Tuesday, May 20, 2008
Lofaso on the September Massacre
Anne Marie Lofaso (West Virginia) has posted to SSRN her paper "September Massacre: The Latest Battle in the War on Workers' Rights Under the National Labor Relations Act," which was recently distributed by ACS. The abstract:
This paper, electronically distributed on May 14, 2008, by the American Constitutional Society for Law and Policy, focuses on several of the sixty-one decisions issued by the National Labor Relations Board in September 2007, a group of decisions that many in the labor community have referred to as the "September Massacre." The paper discusses the decisions and their effects on the right to organize and other rights guaranteed under Section 7 of the National Labor Relations Act. The paper also explores "the aggregate, weakening effect by both the Bush Board and prior governmental action." In exploring the decisions within this larger context, the paper explains that "many of the September decisions fit into a long history of legislative, administrative, and judicial cutbacks to the original NLRA," and might most accurately be viewed as "the latest, and perhaps most serious, attack on workers' rights." The paper pays special attention to the NLRB's Dana Corporation decision, one of the September decisions that is particularly harmful and revolutionary. The paper concludes with some thoughts on what the labor movement can do to regain economic and political power. Along those lines, the paper suggests a course that includes political activism, legislative changes (both substantive and procedural) to the NLRA, a federal judiciary willing to reverse the NLRB in appropriate circumstances, labor advocates being willing to use what remains of the NLRA to further workers' rights, and renewed attention to the teaching of labor law in our nation's law schools.

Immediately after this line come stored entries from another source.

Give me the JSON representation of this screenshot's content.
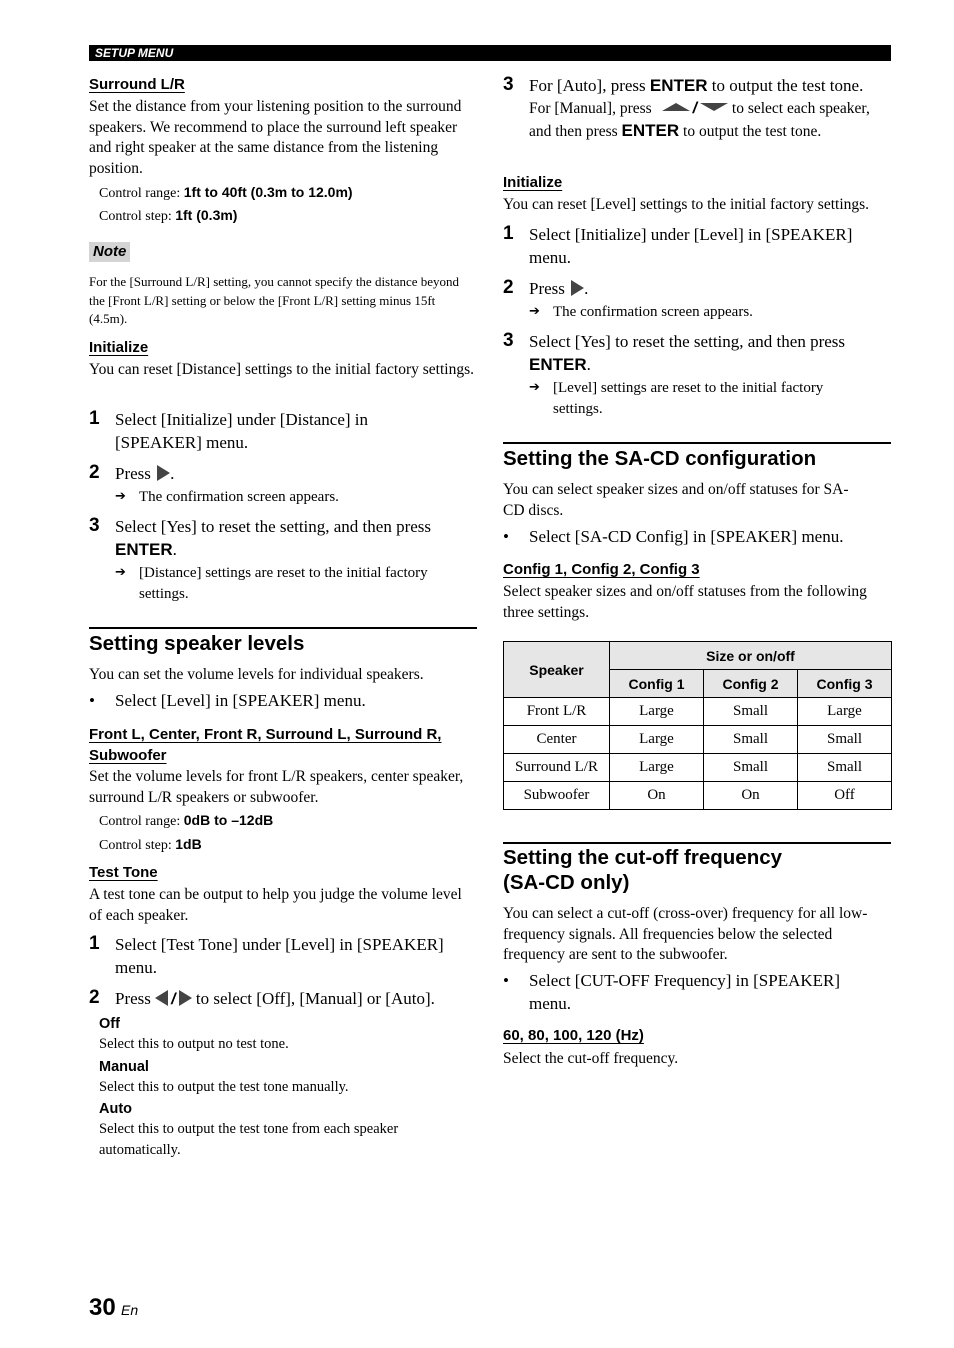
{
  "header": {
    "label": "SETUP MENU"
  },
  "left": {
    "surround": {
      "heading": "Surround L/R",
      "body": "Set the distance from your listening position to the surround speakers. We recommend to place the surround left speaker and right speaker at the same distance from the listening position.",
      "range_label": "Control range: ",
      "range_value": "1ft to 40ft (0.3m to 12.0m)",
      "step_label": "Control step: ",
      "step_value": "1ft (0.3m)"
    },
    "note": {
      "badge": "Note",
      "text": "For the [Surround L/R] setting, you cannot specify the distance beyond the [Front L/R] setting or below the [Front L/R] setting minus 15ft (4.5m)."
    },
    "initialize": {
      "heading": "Initialize",
      "body": "You can reset [Distance] settings to the initial factory settings.",
      "steps": [
        {
          "num": "1",
          "text": "Select [Initialize] under [Distance] in [SPEAKER] menu."
        },
        {
          "num": "2",
          "text_before": "Press ",
          "text_after": ".",
          "result": "The confirmation screen appears."
        },
        {
          "num": "3",
          "text_before": "Select [Yes] to reset the setting, and then press ",
          "key": "ENTER",
          "text_after": ".",
          "result": "[Distance] settings are reset to the initial factory settings."
        }
      ]
    },
    "levels": {
      "title": "Setting speaker levels",
      "intro": "You can set the volume levels for individual speakers.",
      "bullet": "Select [Level] in [SPEAKER] menu.",
      "sub_heading": "Front L, Center, Front R, Surround L, Surround R, Subwoofer",
      "sub_body": "Set the volume levels for front L/R speakers, center speaker, surround L/R speakers or subwoofer.",
      "range_label": "Control range: ",
      "range_value": "0dB to –12dB",
      "step_label": "Control step: ",
      "step_value": "1dB"
    },
    "test_tone": {
      "heading": "Test Tone",
      "body": "A test tone can be output to help you judge the volume level of each speaker.",
      "step1": {
        "num": "1",
        "text": "Select [Test Tone] under [Level] in [SPEAKER] menu."
      },
      "step2": {
        "num": "2",
        "text_before": "Press ",
        "text_after": " to select [Off], [Manual] or [Auto]."
      },
      "options": [
        {
          "label": "Off",
          "desc": "Select this to output no test tone."
        },
        {
          "label": "Manual",
          "desc": "Select this to output the test tone manually."
        },
        {
          "label": "Auto",
          "desc": "Select this to output the test tone from each speaker automatically."
        }
      ]
    }
  },
  "right": {
    "test_tone_step3": {
      "num": "3",
      "line1_before": "For [Auto], press ",
      "key": "ENTER",
      "line1_after": " to output the test tone.",
      "line2_before": "For [Manual], press ",
      "line2_after": " to select each speaker, and then press ",
      "line2_end": " to output the test tone."
    },
    "initialize": {
      "heading": "Initialize",
      "body": "You can reset [Level] settings to the initial factory settings.",
      "steps": [
        {
          "num": "1",
          "text": "Select [Initialize] under [Level] in [SPEAKER] menu."
        },
        {
          "num": "2",
          "text_before": "Press ",
          "text_after": ".",
          "result": "The confirmation screen appears."
        },
        {
          "num": "3",
          "text_before": "Select [Yes] to reset the setting, and then press ",
          "key": "ENTER",
          "text_after": ".",
          "result": "[Level] settings are reset to the initial factory settings."
        }
      ]
    },
    "sacd": {
      "title": "Setting the SA-CD configuration",
      "intro": "You can select speaker sizes and on/off statuses for SA-CD discs.",
      "bullet": "Select [SA-CD Config] in [SPEAKER] menu.",
      "sub_heading": "Config 1, Config 2, Config 3",
      "sub_body": "Select speaker sizes and on/off statuses from the following three settings.",
      "table": {
        "col_speaker": "Speaker",
        "col_group": "Size or on/off",
        "configs": [
          "Config 1",
          "Config 2",
          "Config 3"
        ],
        "rows": [
          {
            "speaker": "Front L/R",
            "values": [
              "Large",
              "Small",
              "Large"
            ]
          },
          {
            "speaker": "Center",
            "values": [
              "Large",
              "Small",
              "Small"
            ]
          },
          {
            "speaker": "Surround L/R",
            "values": [
              "Large",
              "Small",
              "Small"
            ]
          },
          {
            "speaker": "Subwoofer",
            "values": [
              "On",
              "On",
              "Off"
            ]
          }
        ]
      }
    },
    "cutoff": {
      "title_line1": "Setting the cut-off frequency",
      "title_line2": "(SA-CD only)",
      "intro": "You can select a cut-off (cross-over) frequency for all low-frequency signals. All frequencies below the selected frequency are sent to the subwoofer.",
      "bullet": "Select [CUT-OFF Frequency] in [SPEAKER] menu.",
      "sub_heading": "60, 80, 100, 120 (Hz)",
      "sub_body": "Select the cut-off frequency."
    }
  },
  "footer": {
    "page_number": "30",
    "language": "En"
  },
  "icons": {
    "arrow": "➔",
    "bullet": "•"
  }
}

We've posted on these issue more times than I care to count and this paper does a nice job synthesizing what these cases mean and what the Board should be doing instead.
-JH
https://lawprofessors.typepad.com/laborprof_blog/2008/05/lofaso-on-teh-s.html
Comments
As a management lawyer I am nevertheless puzzled at the aggressive tone of Mr. Young's comment. "Whiny"? "scrupulous failure"? And when he runs out of acrimony, he imagines her thinking (rather than confining his remarks to what thinking is obvious from her work), and stoopsto straw men, hence: "Perhaps she proceeds..." Let's keep the party polite.
Posted by: Burr Anderson | Jun 2, 2008 7:01:29 PM
Lofaso's whiny discussion of Dana is notable for its scrupulous failure to recognize that all that the decision does is provide employees with a mechanism for challenging a recognition, which may have been obtained through coercive UNION means, through a secret-ballot election. Perhaps she proceeds from the unspoken premise that there is no such thing as union coercion, or that it is necessary or justified to "aid" workers in overcoming their "false consciousness."
It is a measure of the "product" which unions have to sell that they --- and their apologists in the academy --- so fear a secret ballot. They would do well to remember the Supreme Court's admonition in Lechmere, which Lofaso discusses while managing to miss its core premise: “By its plain terms, ... the NLRA confers rights only on employees, not on unions....” Lechmere, Inc. v. National Labor Relations Board, 502 U.S. 527 (1992). Of course, when one can't tell the difference between "hostility to unions" and protection of employee rights, it is hardly surprising that one might declare Dana/Metaldyne "revolutionary."